BURYING THE PUBLIC AND PUBLIC WORK
By law, the US public is allowed to see what its government officials do in its name and on its dime. But Monongalia County Schools wants to make you pay for that right, big time. Mon Schools intends to make it policy that:
“The cost of electronic duplication that involves the duplication of files on disc or thumb drive shall be thirty five cents ($.35) per page.”
The item is on the school board meeting agenda for tonight, Policy 1-02.
Two months ago, Jim Bissett reported in the Dominion Post that Freedom of Information Act expert
Pat McGinley, a WVU law professor who has extensively researched FOIA through the years, said public agencies can only charge for the cost of reproducing the documents and nothing else, which means paper and ink cartridges.
Charging for document searches isn’t allowed under the act, he said.
Not according to Mon Schools, which intends to charge the public for the work of its employees who are already paid by the public. The new FOIA request costs are to include:
“…the actual operator time and computer resource usage required to product the copy.”
As if school employees are not already paid by public funds to do such work.
Unreasonable copy fees are not legal either. For digital copies, the only reasonable fee would be zero:
A digital copy, [said Professor McGinley], technically carries no reproduction costs — unless the agency provides a disc to house the data.

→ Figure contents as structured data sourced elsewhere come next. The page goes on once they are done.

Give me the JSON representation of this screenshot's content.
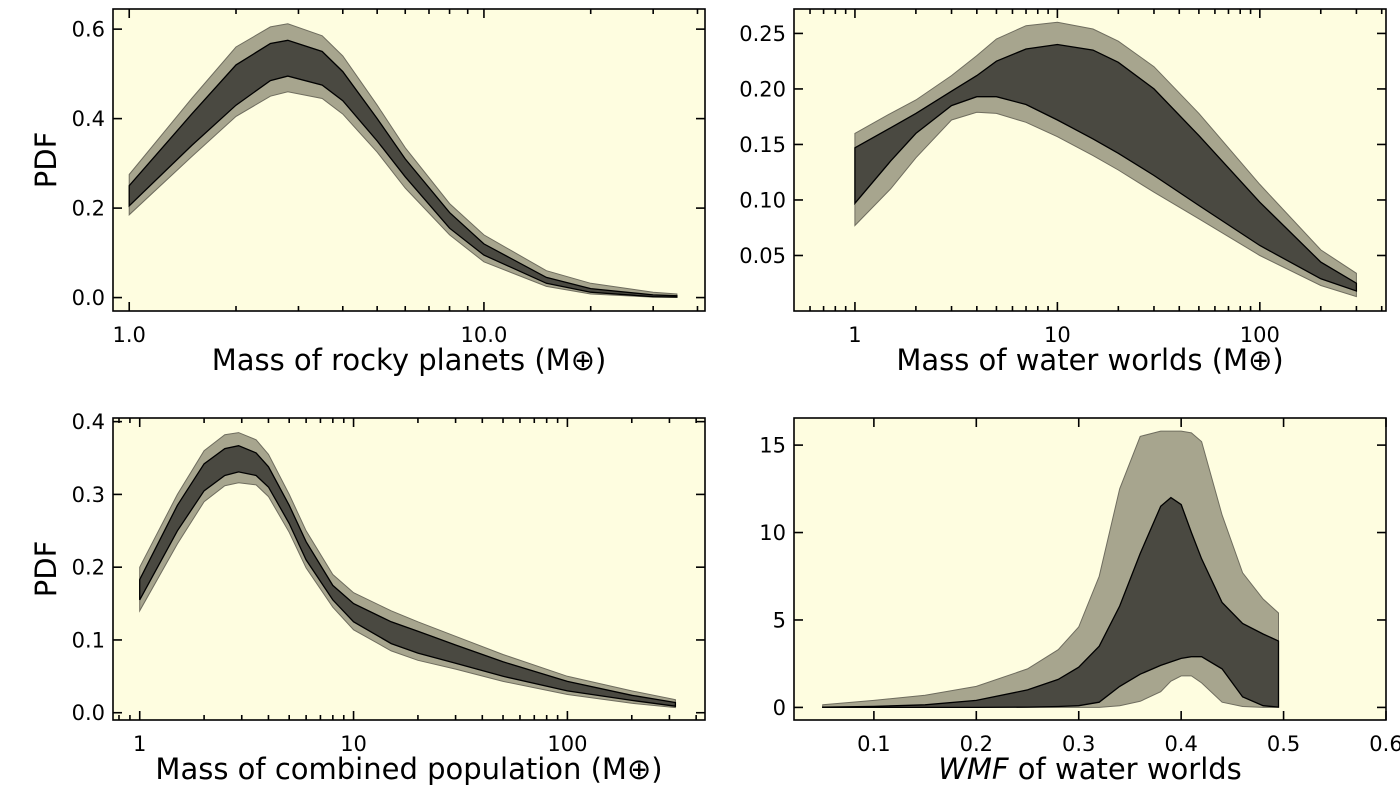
{
  "colors": {
    "background": "#fefde0",
    "outer_band": "#a7a58e",
    "inner_band": "#4a4941",
    "band_edge": "#000000"
  },
  "chart_data": [
    {
      "type": "area",
      "xscale": "log",
      "xlabel": "Mass of rocky planets (M⊕)",
      "ylabel": "PDF",
      "xlim": [
        0.9,
        42
      ],
      "ylim": [
        -0.03,
        0.645
      ],
      "xticks": [
        1,
        10
      ],
      "xtick_labels": [
        "1.0",
        "10.0"
      ],
      "yticks": [
        0,
        0.2,
        0.4,
        0.6
      ],
      "ytick_labels": [
        "0.0",
        "0.2",
        "0.4",
        "0.6"
      ],
      "x": [
        1,
        1.5,
        2,
        2.5,
        2.8,
        3.5,
        4,
        5,
        6,
        8,
        10,
        15,
        20,
        30,
        35
      ],
      "outer_upper": [
        0.275,
        0.445,
        0.56,
        0.605,
        0.612,
        0.585,
        0.54,
        0.43,
        0.335,
        0.21,
        0.14,
        0.06,
        0.032,
        0.012,
        0.008
      ],
      "inner_upper": [
        0.25,
        0.41,
        0.52,
        0.568,
        0.575,
        0.55,
        0.505,
        0.4,
        0.31,
        0.19,
        0.12,
        0.045,
        0.02,
        0.006,
        0.004
      ],
      "inner_lower": [
        0.205,
        0.34,
        0.43,
        0.485,
        0.495,
        0.475,
        0.44,
        0.35,
        0.27,
        0.155,
        0.095,
        0.032,
        0.012,
        0.002,
        0.001
      ],
      "outer_lower": [
        0.185,
        0.315,
        0.405,
        0.45,
        0.46,
        0.445,
        0.41,
        0.325,
        0.245,
        0.14,
        0.08,
        0.025,
        0.008,
        0.001,
        0.0005
      ]
    },
    {
      "type": "area",
      "xscale": "log",
      "xlabel": "Mass of water worlds (M⊕)",
      "ylabel": "",
      "xlim": [
        0.5,
        420
      ],
      "ylim": [
        0.0,
        0.272
      ],
      "xticks": [
        1,
        10,
        100
      ],
      "xtick_labels": [
        "1",
        "10",
        "100"
      ],
      "yticks": [
        0.05,
        0.1,
        0.15,
        0.2,
        0.25
      ],
      "ytick_labels": [
        "0.05",
        "0.10",
        "0.15",
        "0.20",
        "0.25"
      ],
      "x": [
        1,
        1.5,
        2,
        3,
        4,
        5,
        7,
        10,
        15,
        20,
        30,
        50,
        100,
        200,
        300
      ],
      "outer_upper": [
        0.16,
        0.178,
        0.19,
        0.212,
        0.23,
        0.245,
        0.257,
        0.26,
        0.254,
        0.243,
        0.22,
        0.178,
        0.114,
        0.055,
        0.034
      ],
      "inner_upper": [
        0.147,
        0.165,
        0.178,
        0.198,
        0.212,
        0.225,
        0.236,
        0.24,
        0.235,
        0.224,
        0.2,
        0.158,
        0.098,
        0.044,
        0.025
      ],
      "inner_lower": [
        0.097,
        0.135,
        0.16,
        0.185,
        0.193,
        0.193,
        0.186,
        0.172,
        0.155,
        0.142,
        0.122,
        0.095,
        0.059,
        0.029,
        0.018
      ],
      "outer_lower": [
        0.077,
        0.11,
        0.138,
        0.172,
        0.179,
        0.178,
        0.17,
        0.157,
        0.14,
        0.127,
        0.107,
        0.083,
        0.05,
        0.023,
        0.013
      ]
    },
    {
      "type": "area",
      "xscale": "log",
      "xlabel": "Mass of combined population (M⊕)",
      "ylabel": "PDF",
      "xlim": [
        0.75,
        440
      ],
      "ylim": [
        -0.01,
        0.405
      ],
      "xticks": [
        1,
        10,
        100
      ],
      "xtick_labels": [
        "1",
        "10",
        "100"
      ],
      "yticks": [
        0,
        0.1,
        0.2,
        0.3,
        0.4
      ],
      "ytick_labels": [
        "0.0",
        "0.1",
        "0.2",
        "0.3",
        "0.4"
      ],
      "x": [
        1,
        1.5,
        2,
        2.5,
        2.9,
        3.5,
        4,
        5,
        6,
        8,
        10,
        15,
        20,
        30,
        50,
        100,
        200,
        320
      ],
      "outer_upper": [
        0.2,
        0.3,
        0.36,
        0.382,
        0.385,
        0.375,
        0.355,
        0.3,
        0.25,
        0.19,
        0.165,
        0.14,
        0.125,
        0.105,
        0.08,
        0.05,
        0.03,
        0.018
      ],
      "inner_upper": [
        0.183,
        0.285,
        0.342,
        0.363,
        0.367,
        0.357,
        0.338,
        0.285,
        0.235,
        0.175,
        0.15,
        0.125,
        0.112,
        0.093,
        0.07,
        0.043,
        0.024,
        0.014
      ],
      "inner_lower": [
        0.155,
        0.25,
        0.305,
        0.326,
        0.331,
        0.326,
        0.31,
        0.26,
        0.21,
        0.155,
        0.125,
        0.095,
        0.082,
        0.068,
        0.05,
        0.03,
        0.017,
        0.009
      ],
      "outer_lower": [
        0.14,
        0.232,
        0.29,
        0.312,
        0.316,
        0.313,
        0.297,
        0.248,
        0.199,
        0.145,
        0.114,
        0.085,
        0.072,
        0.06,
        0.043,
        0.025,
        0.013,
        0.007
      ]
    },
    {
      "type": "area",
      "xscale": "linear",
      "xlabel": "WMF of water worlds",
      "xlabel_emph": "WMF",
      "xlabel_rest": " of water worlds",
      "ylabel": "",
      "xlim": [
        0.022,
        0.6
      ],
      "ylim": [
        -0.72,
        16.55
      ],
      "xticks": [
        0.1,
        0.2,
        0.3,
        0.4,
        0.5,
        0.6
      ],
      "xtick_labels": [
        "0.1",
        "0.2",
        "0.3",
        "0.4",
        "0.5",
        "0.6"
      ],
      "yticks": [
        0,
        5,
        10,
        15
      ],
      "ytick_labels": [
        "0",
        "5",
        "10",
        "15"
      ],
      "x": [
        0.05,
        0.1,
        0.15,
        0.2,
        0.25,
        0.28,
        0.3,
        0.32,
        0.34,
        0.36,
        0.38,
        0.39,
        0.4,
        0.41,
        0.42,
        0.44,
        0.46,
        0.48,
        0.495
      ],
      "outer_upper": [
        0.15,
        0.4,
        0.7,
        1.2,
        2.2,
        3.3,
        4.6,
        7.5,
        12.5,
        15.5,
        15.8,
        15.8,
        15.8,
        15.7,
        15.2,
        11.0,
        7.7,
        6.2,
        5.4
      ],
      "inner_upper": [
        0.02,
        0.06,
        0.15,
        0.4,
        1.0,
        1.6,
        2.3,
        3.5,
        5.8,
        8.8,
        11.5,
        12.0,
        11.6,
        10.0,
        8.5,
        6.0,
        4.8,
        4.2,
        3.8
      ],
      "inner_lower": [
        0.0,
        0.0,
        0.0,
        0.0,
        0.02,
        0.05,
        0.1,
        0.3,
        1.2,
        1.9,
        2.4,
        2.6,
        2.8,
        2.9,
        2.9,
        2.2,
        0.6,
        0.1,
        0.02
      ],
      "outer_lower": [
        0.0,
        0.0,
        0.0,
        0.0,
        0.0,
        0.0,
        0.0,
        0.0,
        0.1,
        0.35,
        0.9,
        1.5,
        1.8,
        1.8,
        1.4,
        0.3,
        0.05,
        0.0,
        0.0
      ]
    }
  ]
}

“You’re just e-mailing something,” he said.
Why is Monongalia County Schools so desperate to hide what it is doing? $.35 for a single page of email, which costs nothing to copy? It’s sick. Mon Schools: Where only the monied shall be allowed to attempt to know what goes on.
In theory, if Mon Schools elects to supply a thumb drive or disc, they could charge for the drive or disc but not for the individual copies, contrary to what they propose.
But no FOIA requesters should be led to believe that they must pay for a thumb or disc drive at all, ever, because any FOIA policy should note that individuals may simply elect to have the files emailed to them, for free, since emailing essentially costs nothing as well, nothing above what is regularly done as part of lawful and effective public work. There is no need for any cost or charge for any disc or thumb drive by anyone. Surely Mon Schools employees get paid by the public as part of their regular job to use email.
Why again are school board meetings not televised like Morgantown City Council meetings are? We see why right here. Who would want such preposterous, ethically challenged, and legally violative administration to be publicly known?